Which is fine if you were speaking at an Emergent conference to encourage people to let go the restraints of Tradition for the sake of the movement of the Spirit. Not fine if you are engaging Scholars most of whom already know the history. They know it was fractious. But they invited you to address, it seems, how these early and formational writings can guide us through post-modernism.
In my reading you come off as quite similar to DA Carson's recent work on the Emerging Church. You assert philosophies and motives, setting up straw men so that you can disable them and assert our own present possibilities, using these to dismiss their motivations. Even as you fight against people dismissing your and Emergent's motivation.
Rather than doing that it would have been much more interesting to set up a conversation. We know Emergent isn't dependent on the writings of the Fathers. How is that different than any Protestant movement? What would be interesting would have been to hear how Emergent thought interacts and how it would land on the discussion.
There are many, many volumes of writing that were opposed to such a thing as Christendom.
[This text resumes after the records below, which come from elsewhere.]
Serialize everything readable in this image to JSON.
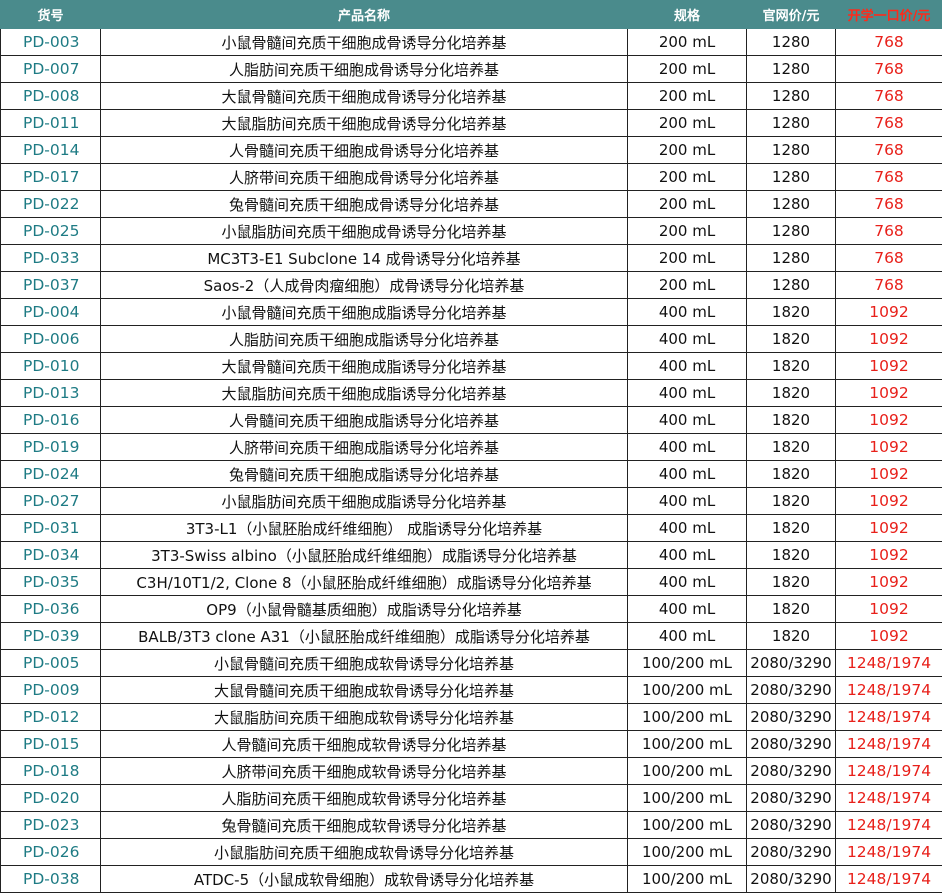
{
  "headers": {
    "code": "货号",
    "name": "产品名称",
    "spec": "规格",
    "price": "官网价/元",
    "promo": "开学一口价/元"
  },
  "rows": [
    {
      "code": "PD-003",
      "name": "小鼠骨髓间充质干细胞成骨诱导分化培养基",
      "spec": "200 mL",
      "price": "1280",
      "promo": "768"
    },
    {
      "code": "PD-007",
      "name": "人脂肪间充质干细胞成骨诱导分化培养基",
      "spec": "200 mL",
      "price": "1280",
      "promo": "768"
    },
    {
      "code": "PD-008",
      "name": "大鼠骨髓间充质干细胞成骨诱导分化培养基",
      "spec": "200 mL",
      "price": "1280",
      "promo": "768"
    },
    {
      "code": "PD-011",
      "name": "大鼠脂肪间充质干细胞成骨诱导分化培养基",
      "spec": "200 mL",
      "price": "1280",
      "promo": "768"
    },
    {
      "code": "PD-014",
      "name": "人骨髓间充质干细胞成骨诱导分化培养基",
      "spec": "200 mL",
      "price": "1280",
      "promo": "768"
    },
    {
      "code": "PD-017",
      "name": "人脐带间充质干细胞成骨诱导分化培养基",
      "spec": "200 mL",
      "price": "1280",
      "promo": "768"
    },
    {
      "code": "PD-022",
      "name": "兔骨髓间充质干细胞成骨诱导分化培养基",
      "spec": "200 mL",
      "price": "1280",
      "promo": "768"
    },
    {
      "code": "PD-025",
      "name": "小鼠脂肪间充质干细胞成骨诱导分化培养基",
      "spec": "200 mL",
      "price": "1280",
      "promo": "768"
    },
    {
      "code": "PD-033",
      "name": "MC3T3-E1 Subclone 14 成骨诱导分化培养基",
      "spec": "200 mL",
      "price": "1280",
      "promo": "768"
    },
    {
      "code": "PD-037",
      "name": "Saos-2（人成骨肉瘤细胞）成骨诱导分化培养基",
      "spec": "200 mL",
      "price": "1280",
      "promo": "768"
    },
    {
      "code": "PD-004",
      "name": "小鼠骨髓间充质干细胞成脂诱导分化培养基",
      "spec": "400 mL",
      "price": "1820",
      "promo": "1092"
    },
    {
      "code": "PD-006",
      "name": "人脂肪间充质干细胞成脂诱导分化培养基",
      "spec": "400 mL",
      "price": "1820",
      "promo": "1092"
    },
    {
      "code": "PD-010",
      "name": "大鼠骨髓间充质干细胞成脂诱导分化培养基",
      "spec": "400 mL",
      "price": "1820",
      "promo": "1092"
    },
    {
      "code": "PD-013",
      "name": "大鼠脂肪间充质干细胞成脂诱导分化培养基",
      "spec": "400 mL",
      "price": "1820",
      "promo": "1092"
    },
    {
      "code": "PD-016",
      "name": "人骨髓间充质干细胞成脂诱导分化培养基",
      "spec": "400 mL",
      "price": "1820",
      "promo": "1092"
    },
    {
      "code": "PD-019",
      "name": "人脐带间充质干细胞成脂诱导分化培养基",
      "spec": "400 mL",
      "price": "1820",
      "promo": "1092"
    },
    {
      "code": "PD-024",
      "name": "兔骨髓间充质干细胞成脂诱导分化培养基",
      "spec": "400 mL",
      "price": "1820",
      "promo": "1092"
    },
    {
      "code": "PD-027",
      "name": "小鼠脂肪间充质干细胞成脂诱导分化培养基",
      "spec": "400 mL",
      "price": "1820",
      "promo": "1092"
    },
    {
      "code": "PD-031",
      "name": "3T3-L1（小鼠胚胎成纤维细胞） 成脂诱导分化培养基",
      "spec": "400 mL",
      "price": "1820",
      "promo": "1092"
    },
    {
      "code": "PD-034",
      "name": "3T3-Swiss albino（小鼠胚胎成纤维细胞）成脂诱导分化培养基",
      "spec": "400 mL",
      "price": "1820",
      "promo": "1092"
    },
    {
      "code": "PD-035",
      "name": "C3H/10T1/2, Clone 8（小鼠胚胎成纤维细胞）成脂诱导分化培养基",
      "spec": "400 mL",
      "price": "1820",
      "promo": "1092"
    },
    {
      "code": "PD-036",
      "name": "OP9（小鼠骨髓基质细胞）成脂诱导分化培养基",
      "spec": "400 mL",
      "price": "1820",
      "promo": "1092"
    },
    {
      "code": "PD-039",
      "name": "BALB/3T3 clone A31（小鼠胚胎成纤维细胞）成脂诱导分化培养基",
      "spec": "400 mL",
      "price": "1820",
      "promo": "1092"
    },
    {
      "code": "PD-005",
      "name": "小鼠骨髓间充质干细胞成软骨诱导分化培养基",
      "spec": "100/200 mL",
      "price": "2080/3290",
      "promo": "1248/1974"
    },
    {
      "code": "PD-009",
      "name": "大鼠骨髓间充质干细胞成软骨诱导分化培养基",
      "spec": "100/200 mL",
      "price": "2080/3290",
      "promo": "1248/1974"
    },
    {
      "code": "PD-012",
      "name": "大鼠脂肪间充质干细胞成软骨诱导分化培养基",
      "spec": "100/200 mL",
      "price": "2080/3290",
      "promo": "1248/1974"
    },
    {
      "code": "PD-015",
      "name": "人骨髓间充质干细胞成软骨诱导分化培养基",
      "spec": "100/200 mL",
      "price": "2080/3290",
      "promo": "1248/1974"
    },
    {
      "code": "PD-018",
      "name": "人脐带间充质干细胞成软骨诱导分化培养基",
      "spec": "100/200 mL",
      "price": "2080/3290",
      "promo": "1248/1974"
    },
    {
      "code": "PD-020",
      "name": "人脂肪间充质干细胞成软骨诱导分化培养基",
      "spec": "100/200 mL",
      "price": "2080/3290",
      "promo": "1248/1974"
    },
    {
      "code": "PD-023",
      "name": "兔骨髓间充质干细胞成软骨诱导分化培养基",
      "spec": "100/200 mL",
      "price": "2080/3290",
      "promo": "1248/1974"
    },
    {
      "code": "PD-026",
      "name": "小鼠脂肪间充质干细胞成软骨诱导分化培养基",
      "spec": "100/200 mL",
      "price": "2080/3290",
      "promo": "1248/1974"
    },
    {
      "code": "PD-038",
      "name": "ATDC-5（小鼠成软骨细胞）成软骨诱导分化培养基",
      "spec": "100/200 mL",
      "price": "2080/3290",
      "promo": "1248/1974"
    }
  ]
}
By neglecting these and by instead spending almost 30 pages to make a 2 page point you seem to suggest you're not aware of the conversation, thus allowing opposing scholars to dismiss your work as not sufficiently knowledgeable.
I respect your work, Tony, and have greatly enjoyed your other writings, but this presentation to me feels the historical content did not exceed the bounds of Wikipedia.
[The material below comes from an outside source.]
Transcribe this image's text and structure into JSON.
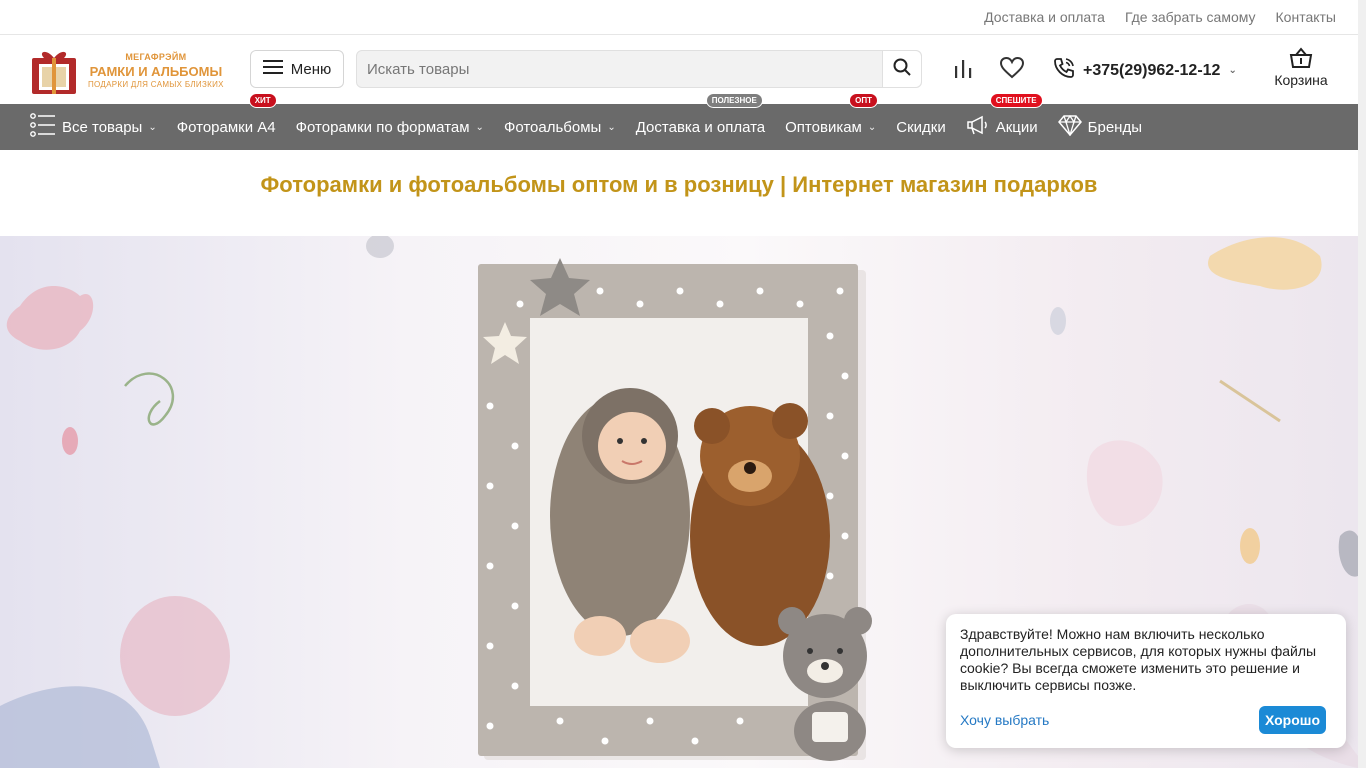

Where is Tertullian, who combatted formal hierarchy and presents a picture of liturgy very much in tune with emergents? Where is Cassian the less formal but more active opponent of Augustine, whose books resonate significantly more orthopraxy than anything I've ever read. Where are the Eastern fathers, or the Desert fathers, or the Shepherd of Hermas, or even the Didache which has an amazing flexibility with its call for boundaries.
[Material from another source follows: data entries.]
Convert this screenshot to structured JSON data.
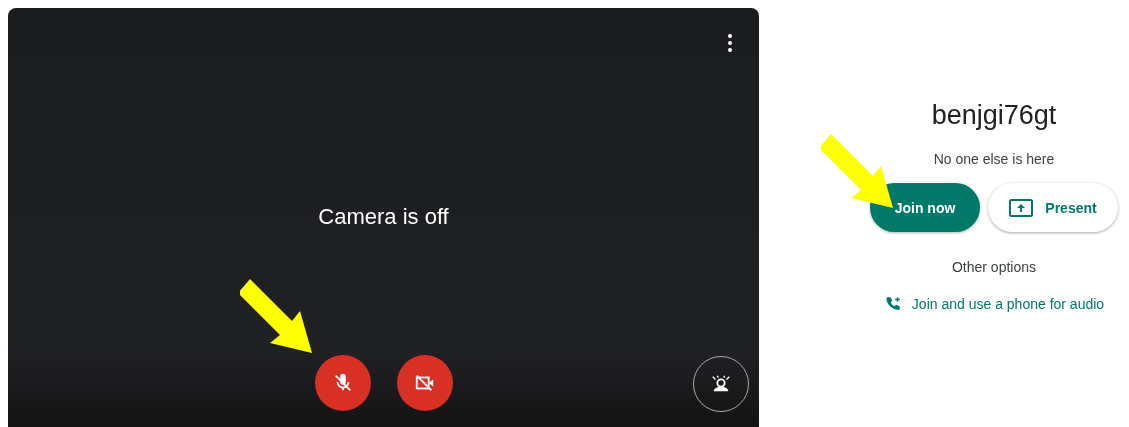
{
  "preview": {
    "message": "Camera is off",
    "mic_muted": true,
    "camera_off": true
  },
  "meeting": {
    "title": "benjgi76gt",
    "status": "No one else is here"
  },
  "buttons": [
    {
      "kind": "primary",
      "label": "Join now"
    },
    {
      "kind": "present",
      "label": "Present"
    }
  ],
  "other_options": {
    "heading": "Other options",
    "link": "Join and use a phone for audio"
  }
}
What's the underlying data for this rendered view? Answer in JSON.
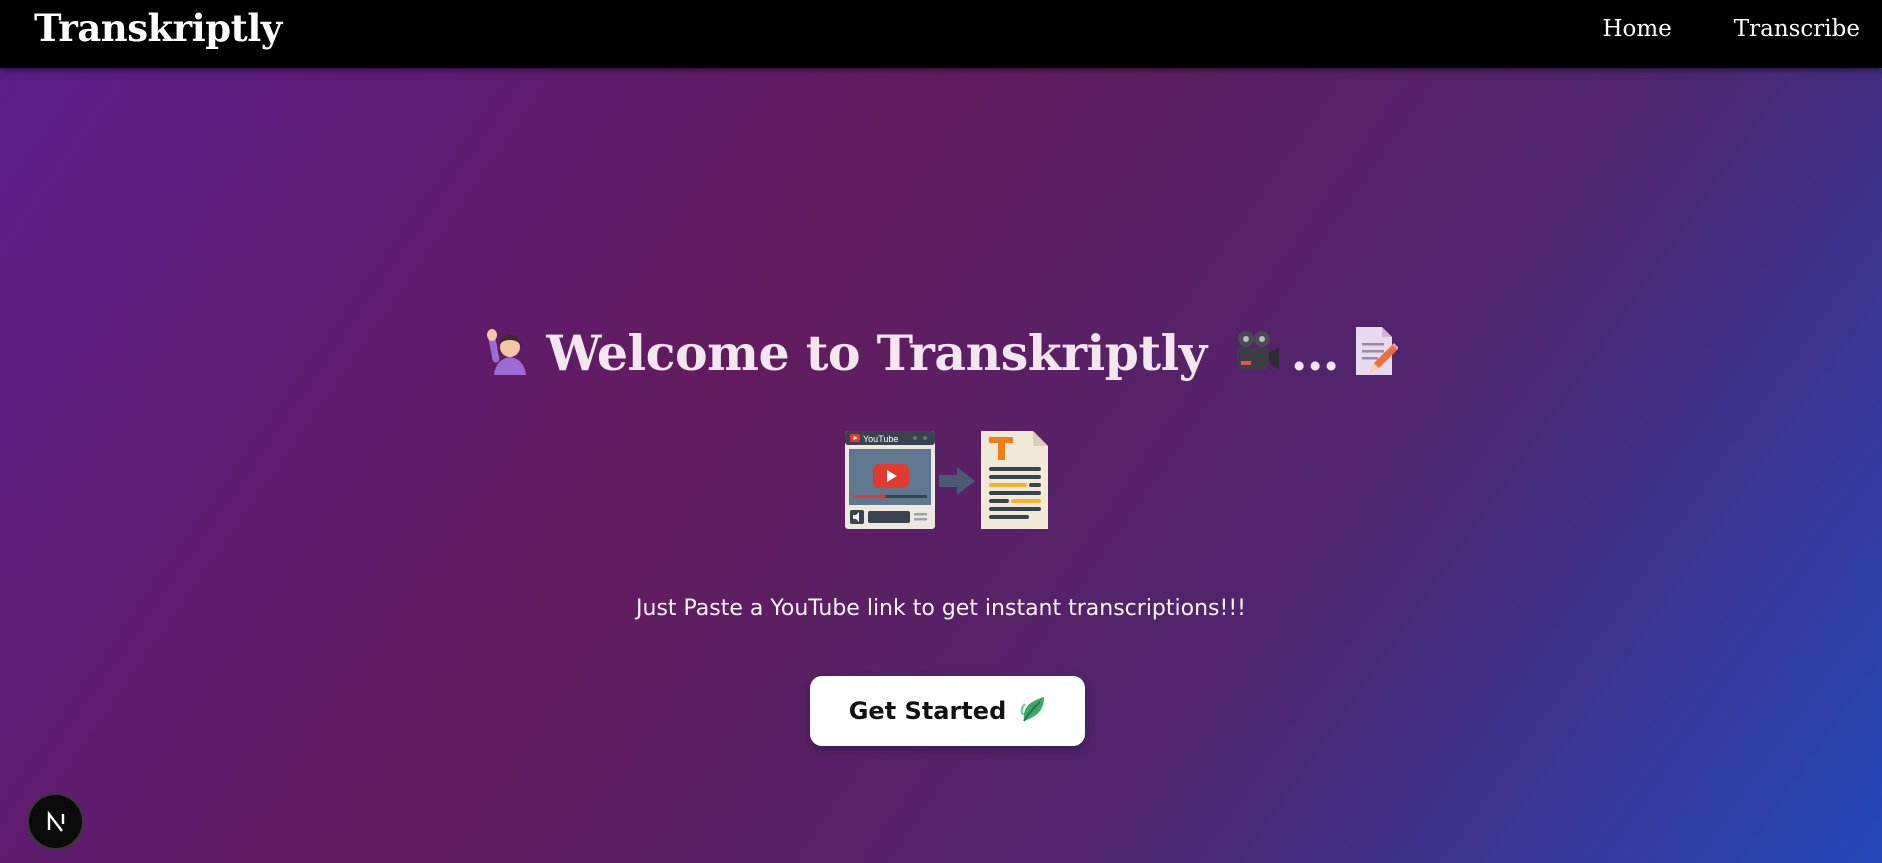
{
  "navbar": {
    "brand": "Transkriptly",
    "links": [
      {
        "label": "Home"
      },
      {
        "label": "Transcribe"
      }
    ]
  },
  "hero": {
    "title": "Welcome to Transkriptly",
    "title_prefix_icon": "person-raising-hand-icon",
    "title_suffix_icons": [
      "movie-camera-icon",
      "ellipsis",
      "memo-pencil-icon"
    ],
    "illustration": {
      "icons": [
        "youtube-player-icon",
        "arrow-right-icon",
        "text-document-icon"
      ],
      "youtube_label": "YouTube",
      "doc_letter": "T"
    },
    "tagline": "Just Paste a YouTube link to get instant transcriptions!!!",
    "cta_label": "Get Started",
    "cta_icon": "leaf-icon"
  },
  "badge": {
    "letter": "N",
    "icon": "nextjs-icon"
  },
  "colors": {
    "navbar_bg": "#000000",
    "gradient_start": "#5a1d8c",
    "gradient_mid": "#621c5d",
    "gradient_end": "#2447b8",
    "cta_bg": "#ffffff",
    "youtube_red": "#e03b2e",
    "arrow": "#4a5b73"
  }
}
The early church is rich in resources that would add amazing depth to the conversation. And to dismiss them all as seeking power means to dismiss many who, unlike any of us, died for the sake of Christ. You can do that with Chalcedon, but to say Irenaeus or Clement or Polycarp were engaged in politics is grossly insulting to men who paid for their faith with all they had.
And that is, to me, the problem with this paper. It is reactionary, provoking on things that I don't think you even believe. A pitch that goes behind the batters head might be called a strike, but the umpire calling it will be sanctioned and maybe fired. Such reactionary provocation plays well in conferences of the discontent but it's not nearly as interesting to those who might be hostile but are fair and willing to listen.
Had the topic been "What is Emergent" then I would have liked this paper and applauded its depth. For a paper on the relationship between Emergent and Patristic sources, however, it's entirely empty of real interaction and suggest that the rejection of orthodoxy as a goal has a lot more to do with ignorance of patristic sources than a refined choice.
Wheaton is conservative but I have never in my life been involved with people more seeking after God and more engaged with primary sources. They are hard, challenging, but fair, pushing at times to find the gaps. And I feel that without properly engaging Patristic sources but rather rejecting them out of hand by simplistic historical conclusions you gave them a very, very big gap indeed.
That's why their decision makes since. You spent about thirty pages on the emergent perspective of patristic literature basically saying what could have been your rejection of the invitation. The answer you seem to have given in your presentation? "There isn't one." Thus there's just no reason to include the paper in the proceedings.
I love your work and writing, Tony, so feel bad this is my first post here, but I guess the echo chamber of those dismissing Wheaton and supporting what really isn't an academic piece needs a challenge of its own.